Para Almeida, o governo tem que agir de maneira mais firme para desarmar o quadro de
pessimismo que vem se formando. Uma ideia defendida por ele é a adoção da depreciação
acelerada para máquinas e equipamentos adquiridos nos próximos 12 meses, o que está na
pauta de discussão do governo como uma possibilidade para reativar os investimentos.
Para o empresário João Guariglia, diretor-presidente da Rota Confecções, que produz
uniformes, o mais fácil seria desonerar a compra de bens de capital. Guariglia conta que, por
causa da desvalorização do câmbio, teve que cancelar pedidos de compra de máquinas
importadas que estava encomendando para modernizar a produção na fábrica da empresa em
Sorocaba. "A redução dos juros no BNDES ajuda, mas não compensa o quanto subiu o dólar. Se
o governo der o estímulo, volto a fazer as encomendas."

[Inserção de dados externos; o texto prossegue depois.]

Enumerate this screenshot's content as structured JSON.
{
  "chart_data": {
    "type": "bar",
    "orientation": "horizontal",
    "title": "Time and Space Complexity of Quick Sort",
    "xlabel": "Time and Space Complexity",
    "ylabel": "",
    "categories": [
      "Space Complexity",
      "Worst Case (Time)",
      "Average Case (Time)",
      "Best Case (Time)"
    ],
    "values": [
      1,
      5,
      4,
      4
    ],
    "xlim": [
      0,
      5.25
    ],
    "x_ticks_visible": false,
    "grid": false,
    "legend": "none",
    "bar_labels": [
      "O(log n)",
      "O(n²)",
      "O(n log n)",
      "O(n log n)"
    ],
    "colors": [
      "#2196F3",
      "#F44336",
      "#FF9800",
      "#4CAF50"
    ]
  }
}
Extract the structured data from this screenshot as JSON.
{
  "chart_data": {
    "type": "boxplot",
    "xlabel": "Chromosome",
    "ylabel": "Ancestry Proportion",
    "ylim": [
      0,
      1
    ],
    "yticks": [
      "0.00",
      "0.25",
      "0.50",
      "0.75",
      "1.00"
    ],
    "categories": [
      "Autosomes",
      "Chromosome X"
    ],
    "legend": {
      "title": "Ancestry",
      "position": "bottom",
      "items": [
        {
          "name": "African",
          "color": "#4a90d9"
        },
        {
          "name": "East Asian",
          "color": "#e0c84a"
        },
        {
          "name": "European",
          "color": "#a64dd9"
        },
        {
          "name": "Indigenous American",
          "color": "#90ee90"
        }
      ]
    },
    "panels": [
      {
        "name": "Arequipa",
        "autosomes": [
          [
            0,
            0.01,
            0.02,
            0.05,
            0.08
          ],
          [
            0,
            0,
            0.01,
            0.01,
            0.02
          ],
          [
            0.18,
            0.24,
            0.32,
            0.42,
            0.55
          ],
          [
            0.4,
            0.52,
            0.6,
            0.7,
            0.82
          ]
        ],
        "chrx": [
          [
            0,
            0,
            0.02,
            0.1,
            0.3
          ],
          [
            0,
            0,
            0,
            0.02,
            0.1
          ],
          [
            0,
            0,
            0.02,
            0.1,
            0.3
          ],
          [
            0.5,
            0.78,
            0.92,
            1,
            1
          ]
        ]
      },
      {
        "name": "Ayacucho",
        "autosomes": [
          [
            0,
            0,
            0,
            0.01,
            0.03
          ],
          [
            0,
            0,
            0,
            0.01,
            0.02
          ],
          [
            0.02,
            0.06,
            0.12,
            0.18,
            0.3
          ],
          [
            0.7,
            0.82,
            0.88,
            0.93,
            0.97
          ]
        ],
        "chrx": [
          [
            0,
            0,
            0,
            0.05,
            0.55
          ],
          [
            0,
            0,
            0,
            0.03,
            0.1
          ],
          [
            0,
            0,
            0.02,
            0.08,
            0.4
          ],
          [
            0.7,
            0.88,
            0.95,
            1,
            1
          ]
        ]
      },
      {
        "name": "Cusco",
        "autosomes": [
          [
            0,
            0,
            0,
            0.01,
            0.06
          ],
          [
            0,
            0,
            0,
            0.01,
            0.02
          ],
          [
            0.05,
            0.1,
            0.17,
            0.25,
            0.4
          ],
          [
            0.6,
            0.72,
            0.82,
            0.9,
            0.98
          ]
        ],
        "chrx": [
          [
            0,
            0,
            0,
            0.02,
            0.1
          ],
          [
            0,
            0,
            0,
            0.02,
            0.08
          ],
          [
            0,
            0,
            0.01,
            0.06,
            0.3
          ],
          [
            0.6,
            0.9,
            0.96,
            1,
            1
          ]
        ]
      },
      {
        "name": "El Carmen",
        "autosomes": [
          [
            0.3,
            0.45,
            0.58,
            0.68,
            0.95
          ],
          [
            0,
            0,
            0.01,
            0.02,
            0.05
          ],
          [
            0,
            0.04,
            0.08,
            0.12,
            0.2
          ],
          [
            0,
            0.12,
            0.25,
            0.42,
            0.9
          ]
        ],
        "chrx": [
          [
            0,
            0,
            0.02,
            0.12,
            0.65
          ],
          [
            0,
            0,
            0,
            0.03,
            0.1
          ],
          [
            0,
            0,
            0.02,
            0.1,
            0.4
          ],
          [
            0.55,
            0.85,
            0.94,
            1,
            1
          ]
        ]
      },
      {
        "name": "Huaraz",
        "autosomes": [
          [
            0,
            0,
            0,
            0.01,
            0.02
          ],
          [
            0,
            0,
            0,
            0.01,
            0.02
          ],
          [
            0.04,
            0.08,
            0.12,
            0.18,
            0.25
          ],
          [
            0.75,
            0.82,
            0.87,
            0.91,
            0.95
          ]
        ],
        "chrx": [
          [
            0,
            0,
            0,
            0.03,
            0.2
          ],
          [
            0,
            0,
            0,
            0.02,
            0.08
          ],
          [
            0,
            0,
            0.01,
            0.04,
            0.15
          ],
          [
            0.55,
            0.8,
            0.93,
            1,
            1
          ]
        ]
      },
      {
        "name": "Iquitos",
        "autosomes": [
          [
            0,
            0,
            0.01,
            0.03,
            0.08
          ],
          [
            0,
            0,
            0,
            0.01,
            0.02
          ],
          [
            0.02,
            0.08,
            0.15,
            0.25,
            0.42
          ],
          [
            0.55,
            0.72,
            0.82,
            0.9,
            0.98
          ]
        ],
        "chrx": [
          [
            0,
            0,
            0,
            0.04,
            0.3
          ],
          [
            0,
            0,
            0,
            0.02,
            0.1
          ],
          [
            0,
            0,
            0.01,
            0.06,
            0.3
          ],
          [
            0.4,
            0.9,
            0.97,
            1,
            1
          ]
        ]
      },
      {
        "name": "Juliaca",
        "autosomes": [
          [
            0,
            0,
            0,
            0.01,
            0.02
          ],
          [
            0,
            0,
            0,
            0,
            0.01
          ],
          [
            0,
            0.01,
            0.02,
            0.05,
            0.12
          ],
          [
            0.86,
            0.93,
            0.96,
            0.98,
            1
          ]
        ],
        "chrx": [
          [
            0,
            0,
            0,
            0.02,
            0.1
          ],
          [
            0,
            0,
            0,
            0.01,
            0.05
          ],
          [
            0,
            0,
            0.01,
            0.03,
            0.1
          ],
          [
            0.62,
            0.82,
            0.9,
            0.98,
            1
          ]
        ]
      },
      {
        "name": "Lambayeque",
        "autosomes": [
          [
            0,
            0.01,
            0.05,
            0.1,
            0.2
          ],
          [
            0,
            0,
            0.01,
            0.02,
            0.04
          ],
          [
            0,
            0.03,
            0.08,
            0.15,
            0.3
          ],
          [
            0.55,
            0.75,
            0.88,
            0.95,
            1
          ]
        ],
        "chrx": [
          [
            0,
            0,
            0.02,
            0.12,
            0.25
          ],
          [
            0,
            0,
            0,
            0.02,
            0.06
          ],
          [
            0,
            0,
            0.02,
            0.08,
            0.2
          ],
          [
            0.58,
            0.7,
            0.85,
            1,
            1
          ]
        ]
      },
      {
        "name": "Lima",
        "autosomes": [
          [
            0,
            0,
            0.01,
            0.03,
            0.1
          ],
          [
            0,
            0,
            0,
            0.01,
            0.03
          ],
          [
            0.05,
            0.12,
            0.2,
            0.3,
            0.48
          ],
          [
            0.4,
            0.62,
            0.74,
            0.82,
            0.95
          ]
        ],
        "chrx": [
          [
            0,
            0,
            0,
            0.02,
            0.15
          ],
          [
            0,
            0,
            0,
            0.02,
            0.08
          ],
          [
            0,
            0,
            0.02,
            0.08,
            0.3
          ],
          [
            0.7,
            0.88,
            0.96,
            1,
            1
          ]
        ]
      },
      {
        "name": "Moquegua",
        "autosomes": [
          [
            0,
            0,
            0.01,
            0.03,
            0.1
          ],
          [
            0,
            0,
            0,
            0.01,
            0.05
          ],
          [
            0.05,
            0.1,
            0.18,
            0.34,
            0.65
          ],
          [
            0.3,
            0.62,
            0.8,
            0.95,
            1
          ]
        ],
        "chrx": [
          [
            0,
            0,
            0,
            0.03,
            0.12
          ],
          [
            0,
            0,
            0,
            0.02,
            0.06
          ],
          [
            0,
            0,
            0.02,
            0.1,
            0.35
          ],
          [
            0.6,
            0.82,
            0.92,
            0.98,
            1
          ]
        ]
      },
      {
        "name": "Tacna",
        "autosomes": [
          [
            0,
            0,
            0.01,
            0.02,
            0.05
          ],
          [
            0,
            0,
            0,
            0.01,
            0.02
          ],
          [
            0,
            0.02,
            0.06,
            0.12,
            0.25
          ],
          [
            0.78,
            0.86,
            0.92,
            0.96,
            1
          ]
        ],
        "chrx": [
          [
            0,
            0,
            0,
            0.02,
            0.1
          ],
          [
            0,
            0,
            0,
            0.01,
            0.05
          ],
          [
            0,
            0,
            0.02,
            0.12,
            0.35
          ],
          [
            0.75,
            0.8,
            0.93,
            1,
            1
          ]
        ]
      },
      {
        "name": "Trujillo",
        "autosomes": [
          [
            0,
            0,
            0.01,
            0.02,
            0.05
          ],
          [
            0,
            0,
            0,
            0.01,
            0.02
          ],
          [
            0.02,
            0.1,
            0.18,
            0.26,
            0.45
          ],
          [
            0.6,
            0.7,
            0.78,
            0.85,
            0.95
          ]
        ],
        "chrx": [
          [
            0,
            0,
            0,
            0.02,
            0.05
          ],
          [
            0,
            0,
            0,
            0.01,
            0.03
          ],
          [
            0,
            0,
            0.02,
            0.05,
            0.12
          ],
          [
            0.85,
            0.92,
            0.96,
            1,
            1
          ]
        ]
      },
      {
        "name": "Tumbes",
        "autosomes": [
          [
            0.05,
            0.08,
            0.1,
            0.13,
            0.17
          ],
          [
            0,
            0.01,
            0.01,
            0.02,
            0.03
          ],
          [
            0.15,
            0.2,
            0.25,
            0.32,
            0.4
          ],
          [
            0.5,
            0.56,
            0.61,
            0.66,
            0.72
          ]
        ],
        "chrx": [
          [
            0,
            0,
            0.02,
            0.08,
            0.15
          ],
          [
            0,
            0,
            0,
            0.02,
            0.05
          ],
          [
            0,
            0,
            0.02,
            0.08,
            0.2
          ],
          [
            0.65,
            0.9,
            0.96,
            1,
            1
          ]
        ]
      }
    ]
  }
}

São investimentos na qualidade e na produtividade que têm permitido que a empresa mantenha
a expectativa de aumento de 15% do faturamento em 2012. Como a Rota conta com folha de
pagamentos enxuta - são 85 funcionários na linha de produção - a desoneração concedida pelo
governo foi de pouca ajuda.
Por outro lado, o empresário começou a sentir os efeitos da redução de juros cobrados pelos
bancos. No fim de maio, conseguiu negociar taxa de 1,2% ao mês para o desconto de duplicatas.
Até então, pagava entre 1,8% e 2% ao mês.
Para a Alpargatas São Paulo, o efeito também não foi significativo. "Há, claro, uma melhoria,
mas é um benefício modesto para uma empresa do tamanho da Alpargatas. Não é algo que nos
dê um diferencial competitivo", afirma o diretor jurídico da companhia, Adalberto Granjo. A
3. Alpargatas também tem fábricas na Argentina, mas abastece o mercado brasileiro apenas por
meio de suas unidades brasileiras, segundo o diretor.
Com marcas fortes no portfólio, como a Havaianas, a empresa considera que ações para
fortalecer a posição do país e incentivos à inovação seriam alavancas mais sólidas para os
negócios. Como exemplo, cita a isenção de remessas para pagamento de despesas com
propaganda e marketing fora do Brasil e uma agenda do governo para otimizar o cenário
tributário para investimento em inovação.
A Dudalina, empresa de confecção de camisas que estima faturar R$ 380 milhões neste ano, não
sentiu grandes diferenças, em termos financeiros, por causa da troca da base de tributação.
Sônia Hess, presidente da empresa, afirma que o principal benefício percebido com a
desoneração da contribuição previdenciária foi o aumento da confiança.
"A medida nos deu uma coragem extra e permitiu prestar menos atenção no quintal chinês." Por
isso, a empresa está investindo na ampliação da capacidade e contratou 300 novos funcionários
desde o início deste ano, somando hoje uma força de trabalho que se aproxima de 2.000
pessoas.
"O efeito psicológico é muito importante", concorda Roberto Chadad, presidente da Associação
Brasileira de Vestuário (Abravest). De acordo com Sondagem da Indústria, da Fundação Getulio
Vargas (FGV), desde agosto, quando o Plano Brasil Maior foi anunciado, a confiança da
indústria de vestuário e calçados aumentou dez pontos e superou a média histórica para o
segmento, de 106,1 pontos.
No mesmo período, a produção prevista, sempre considerando os três meses subsequentes ao
levantamento, avançou 17 pontos. Na pesquisa feita de maio, nenhum dos entrevistados
respondeu que a situação deve piorar nos próximos seis meses para o setor.